Kemenkominfo juga bekerja sama dengan berbagai aplikasi digital dan media sosial, seperti Google, Meta, Tiktok, X, dan Instagram. Sejumlah tanda pagar pemilu damai telah disuarakan. Meta menyebarkan tagar #bijakbersuara dan Google mengampanyekan tagar #yukpahamipemilu.
”Hal ini sangat penting agar ruang digital berisi pesan yang mendamaikan dan menyejukkan kita semua,” kata Budi.
Selain itu, Kemenkominfo juga bekerja sama dengan operator telekomunikasi, lembaga penyiaran, dan lembaga pers untuk sama-sama mencegah penyebaran berita bohong.
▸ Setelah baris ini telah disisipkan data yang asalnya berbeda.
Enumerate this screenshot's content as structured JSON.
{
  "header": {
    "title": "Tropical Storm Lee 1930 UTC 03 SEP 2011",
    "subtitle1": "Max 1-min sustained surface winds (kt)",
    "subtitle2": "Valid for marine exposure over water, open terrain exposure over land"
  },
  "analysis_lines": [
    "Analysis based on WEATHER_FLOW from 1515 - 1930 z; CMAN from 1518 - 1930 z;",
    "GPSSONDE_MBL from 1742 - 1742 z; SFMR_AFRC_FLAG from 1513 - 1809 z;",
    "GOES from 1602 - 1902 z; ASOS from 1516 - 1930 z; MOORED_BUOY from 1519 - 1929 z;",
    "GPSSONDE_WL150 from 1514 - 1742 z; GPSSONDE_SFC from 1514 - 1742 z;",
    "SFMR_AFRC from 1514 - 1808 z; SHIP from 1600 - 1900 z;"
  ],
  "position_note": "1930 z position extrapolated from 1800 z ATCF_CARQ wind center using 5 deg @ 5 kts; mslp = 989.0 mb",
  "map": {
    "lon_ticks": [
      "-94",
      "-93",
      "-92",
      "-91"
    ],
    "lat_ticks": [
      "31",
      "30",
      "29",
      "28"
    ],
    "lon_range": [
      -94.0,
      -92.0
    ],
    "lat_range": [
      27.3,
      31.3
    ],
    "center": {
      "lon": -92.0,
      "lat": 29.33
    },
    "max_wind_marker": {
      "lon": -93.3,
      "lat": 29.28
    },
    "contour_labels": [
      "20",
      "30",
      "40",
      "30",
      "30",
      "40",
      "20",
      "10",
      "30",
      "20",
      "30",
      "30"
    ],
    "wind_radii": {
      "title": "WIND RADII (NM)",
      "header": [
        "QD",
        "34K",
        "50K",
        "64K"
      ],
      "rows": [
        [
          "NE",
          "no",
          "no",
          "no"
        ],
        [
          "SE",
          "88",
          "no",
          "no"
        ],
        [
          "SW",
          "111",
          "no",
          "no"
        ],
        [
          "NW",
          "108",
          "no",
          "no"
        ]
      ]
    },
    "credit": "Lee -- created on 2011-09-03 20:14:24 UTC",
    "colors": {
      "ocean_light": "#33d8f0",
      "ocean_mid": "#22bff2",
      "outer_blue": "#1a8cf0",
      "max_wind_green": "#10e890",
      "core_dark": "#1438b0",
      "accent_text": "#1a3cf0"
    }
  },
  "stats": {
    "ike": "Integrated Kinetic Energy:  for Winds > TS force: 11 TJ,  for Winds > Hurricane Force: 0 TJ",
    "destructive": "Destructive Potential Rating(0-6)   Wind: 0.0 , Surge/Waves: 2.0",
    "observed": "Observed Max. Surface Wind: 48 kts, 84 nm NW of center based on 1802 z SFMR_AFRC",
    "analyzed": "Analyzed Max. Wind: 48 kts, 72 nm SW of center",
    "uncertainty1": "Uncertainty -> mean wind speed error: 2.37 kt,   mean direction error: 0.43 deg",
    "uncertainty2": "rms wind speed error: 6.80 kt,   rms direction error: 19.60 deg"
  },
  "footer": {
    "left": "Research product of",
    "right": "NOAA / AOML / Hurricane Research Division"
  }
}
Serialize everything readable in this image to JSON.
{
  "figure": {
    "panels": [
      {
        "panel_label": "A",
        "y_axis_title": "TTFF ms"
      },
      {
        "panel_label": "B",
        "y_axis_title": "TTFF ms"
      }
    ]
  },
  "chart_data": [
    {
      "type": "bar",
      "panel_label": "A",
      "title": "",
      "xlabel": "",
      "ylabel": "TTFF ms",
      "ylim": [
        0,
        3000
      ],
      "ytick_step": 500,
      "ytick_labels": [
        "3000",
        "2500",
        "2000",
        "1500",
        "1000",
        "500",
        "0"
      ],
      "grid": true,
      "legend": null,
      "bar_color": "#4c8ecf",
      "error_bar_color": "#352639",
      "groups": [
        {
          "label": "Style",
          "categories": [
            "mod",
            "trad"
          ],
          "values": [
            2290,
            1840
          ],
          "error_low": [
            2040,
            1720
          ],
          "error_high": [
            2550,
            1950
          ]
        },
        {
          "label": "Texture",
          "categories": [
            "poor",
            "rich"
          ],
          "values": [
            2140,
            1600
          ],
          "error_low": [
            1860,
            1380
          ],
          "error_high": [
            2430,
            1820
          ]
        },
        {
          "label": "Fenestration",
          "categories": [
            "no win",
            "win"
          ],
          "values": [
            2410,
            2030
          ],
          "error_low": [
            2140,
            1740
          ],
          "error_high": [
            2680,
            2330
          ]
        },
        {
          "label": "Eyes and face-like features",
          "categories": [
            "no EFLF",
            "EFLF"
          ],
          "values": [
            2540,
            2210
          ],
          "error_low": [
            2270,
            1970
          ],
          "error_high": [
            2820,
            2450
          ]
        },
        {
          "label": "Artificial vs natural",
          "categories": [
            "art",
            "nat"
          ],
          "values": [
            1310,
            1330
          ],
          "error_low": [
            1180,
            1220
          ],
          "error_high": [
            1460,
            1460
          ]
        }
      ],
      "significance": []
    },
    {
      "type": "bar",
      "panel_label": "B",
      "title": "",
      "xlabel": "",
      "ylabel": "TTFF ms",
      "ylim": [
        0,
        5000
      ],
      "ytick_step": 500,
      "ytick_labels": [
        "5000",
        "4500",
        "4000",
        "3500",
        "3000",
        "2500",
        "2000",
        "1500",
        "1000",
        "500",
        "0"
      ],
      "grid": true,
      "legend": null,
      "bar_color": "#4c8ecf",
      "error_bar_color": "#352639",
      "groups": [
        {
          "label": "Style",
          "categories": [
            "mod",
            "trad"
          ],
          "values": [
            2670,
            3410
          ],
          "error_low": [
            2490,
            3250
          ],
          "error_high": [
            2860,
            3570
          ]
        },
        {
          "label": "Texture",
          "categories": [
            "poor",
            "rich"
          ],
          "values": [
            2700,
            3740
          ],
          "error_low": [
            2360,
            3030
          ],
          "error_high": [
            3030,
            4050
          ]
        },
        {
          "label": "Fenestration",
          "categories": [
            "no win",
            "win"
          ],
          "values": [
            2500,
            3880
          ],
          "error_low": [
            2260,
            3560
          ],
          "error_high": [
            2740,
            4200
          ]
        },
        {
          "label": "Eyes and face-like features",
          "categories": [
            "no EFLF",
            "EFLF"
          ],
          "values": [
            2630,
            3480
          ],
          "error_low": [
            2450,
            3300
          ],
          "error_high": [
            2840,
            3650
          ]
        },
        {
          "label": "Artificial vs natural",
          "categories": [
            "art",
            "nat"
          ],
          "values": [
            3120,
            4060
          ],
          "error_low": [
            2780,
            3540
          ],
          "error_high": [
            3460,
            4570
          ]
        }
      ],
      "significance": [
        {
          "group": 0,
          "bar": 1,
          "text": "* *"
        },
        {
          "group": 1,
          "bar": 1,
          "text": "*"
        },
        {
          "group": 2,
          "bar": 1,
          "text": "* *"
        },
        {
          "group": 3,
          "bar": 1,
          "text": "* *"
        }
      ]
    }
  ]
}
Kepala Kepolisian Daerah Sumatera Utara Inspektur Jenderal Agung Setya Imam Effendi mengatakan, dunia digital, khususnya media sosial, membuat pengamanan pemilu tidak bisa lagi hanya pengamanan fisik saja. ”Media sosial kalau tidak dikelola dan diawasi penyebaran informasinya bisa menimbulkan huru-hara,” katanya.
Kemenkominfo juga bekerja sama dengan berbagai aplikasi digital dan media sosial, seperti Google, Meta, Tiktok, X, dan Instagram. Sejumlah tanda pagar pemilu damai telah disuarakan. Meta menyebarkan tagar #bijakbersuara dan Google mengampanyekan tagar #yukpahamipemilu.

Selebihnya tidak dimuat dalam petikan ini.